Museums become gyms, beauty salons in protest against Covid-restrictions in The Netherlands

Museums become gyms, beauty salons in protest against Covid-restrictions in The Netherlands

The move faced a lot of criticism by local mayors

Earlier today, about a hundred cultural institutions in The Netherlands have opened their doors to the public as gyms, beauty salons in a protest move, local media report. The coordinated action, which involves some of the biggest cultural institutions, challenges the anti-Covid restrictions announced by Prime Minister Mark Rutte last week.

The new measures allow the reopening of shops and contact professions such as hairdressers, massage and beauty salons, even sex workers, but not the cultural sector nor the bars and restaurants.

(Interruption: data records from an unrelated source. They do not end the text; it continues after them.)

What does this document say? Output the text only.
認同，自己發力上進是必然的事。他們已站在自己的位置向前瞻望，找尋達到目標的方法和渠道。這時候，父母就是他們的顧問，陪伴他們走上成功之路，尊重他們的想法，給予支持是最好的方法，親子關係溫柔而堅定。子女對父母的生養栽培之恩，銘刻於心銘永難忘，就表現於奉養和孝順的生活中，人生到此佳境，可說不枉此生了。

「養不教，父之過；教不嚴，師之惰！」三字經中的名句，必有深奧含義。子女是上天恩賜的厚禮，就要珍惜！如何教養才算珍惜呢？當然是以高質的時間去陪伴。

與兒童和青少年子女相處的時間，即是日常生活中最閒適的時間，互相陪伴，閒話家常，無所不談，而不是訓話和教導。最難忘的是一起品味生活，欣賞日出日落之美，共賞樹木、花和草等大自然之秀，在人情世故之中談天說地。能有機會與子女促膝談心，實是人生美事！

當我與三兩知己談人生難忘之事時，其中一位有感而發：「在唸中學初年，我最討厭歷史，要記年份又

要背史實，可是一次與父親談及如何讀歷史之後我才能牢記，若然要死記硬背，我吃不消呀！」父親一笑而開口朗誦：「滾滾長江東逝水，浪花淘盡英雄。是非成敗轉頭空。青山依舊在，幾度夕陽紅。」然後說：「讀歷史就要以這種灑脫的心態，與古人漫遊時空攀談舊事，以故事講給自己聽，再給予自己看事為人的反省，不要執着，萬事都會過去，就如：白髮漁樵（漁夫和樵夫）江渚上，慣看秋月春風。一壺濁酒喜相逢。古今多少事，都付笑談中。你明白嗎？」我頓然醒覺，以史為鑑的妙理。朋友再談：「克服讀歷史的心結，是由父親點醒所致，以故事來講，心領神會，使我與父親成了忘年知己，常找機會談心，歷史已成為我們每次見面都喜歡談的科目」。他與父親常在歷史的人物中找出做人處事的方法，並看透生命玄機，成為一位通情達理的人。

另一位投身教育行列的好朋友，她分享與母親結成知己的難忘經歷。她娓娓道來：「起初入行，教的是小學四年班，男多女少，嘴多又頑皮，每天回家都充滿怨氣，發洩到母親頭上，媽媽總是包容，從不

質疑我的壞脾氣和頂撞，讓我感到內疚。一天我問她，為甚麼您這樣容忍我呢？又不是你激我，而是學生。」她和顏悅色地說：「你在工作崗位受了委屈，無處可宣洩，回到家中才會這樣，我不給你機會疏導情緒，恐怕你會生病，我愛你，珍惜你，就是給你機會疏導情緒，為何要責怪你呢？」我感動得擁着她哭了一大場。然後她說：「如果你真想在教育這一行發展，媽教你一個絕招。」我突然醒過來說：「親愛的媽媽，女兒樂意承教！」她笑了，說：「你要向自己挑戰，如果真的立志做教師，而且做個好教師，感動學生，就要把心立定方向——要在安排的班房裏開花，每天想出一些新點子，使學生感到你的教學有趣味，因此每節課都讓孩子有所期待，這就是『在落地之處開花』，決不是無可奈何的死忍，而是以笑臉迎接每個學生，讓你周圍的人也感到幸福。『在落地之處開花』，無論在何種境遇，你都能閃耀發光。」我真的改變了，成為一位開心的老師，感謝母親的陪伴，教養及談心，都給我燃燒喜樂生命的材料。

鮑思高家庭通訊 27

Would you do your hair in the theatre?

The mass action called Kapsalon Theater (hairsalon theatre) or Museum Gym was organised by Museum Association and local actors, as a reaction to the “inconsistent” restrictions, DutchNews reports. The action was further encouraged as PM Rutte and some local mayors have reportedly claimed that brief protest openings of bars was a demonstration right and closures would not be enforced.

Accordingly, to accentuate on the unequal treatment of cultural institutions, their directors set up brief protest actions today, by temporarily becoming establishments offering services for which restrictions were levied. For instance, in De Kleine Komedie theatre in Amsterdam, hairdressers were put on stage and the hall was turned into a ‘waiting room’ with comic acts.

Many museums joined the action by allowing visitors to practice sports inside and giving ‘mental booster’ sessions, pilates, yoga, and mindfulness sessions, while about 60 theatres have transformed themselves into hairdresser salons.

The Utrecht Museum Speelklok made the heaviest organs (musical instruments) in the museum available to visitors, so that they could do their 'work out' routines. Interestingly, the famous Van Gogh Museum offered haircuts and manicures, including Van Gogh-inspired nail art for just 30 euros.

Cultural institutions demand equal treatment in the re-opening policy as their spaces guarantee enough distance between visitors, who line up and enter only with valid certificates. In their opinion, they cannot be deemed to be riskier than closed spaces such as large shops, which accept much more visitors.

Several Dutch mayors, including Amsterdam’s Femke Halsema have previously announced their disapproval of the action and promised to enforce checks and eventually – closures - of the transgressing cultural institutions.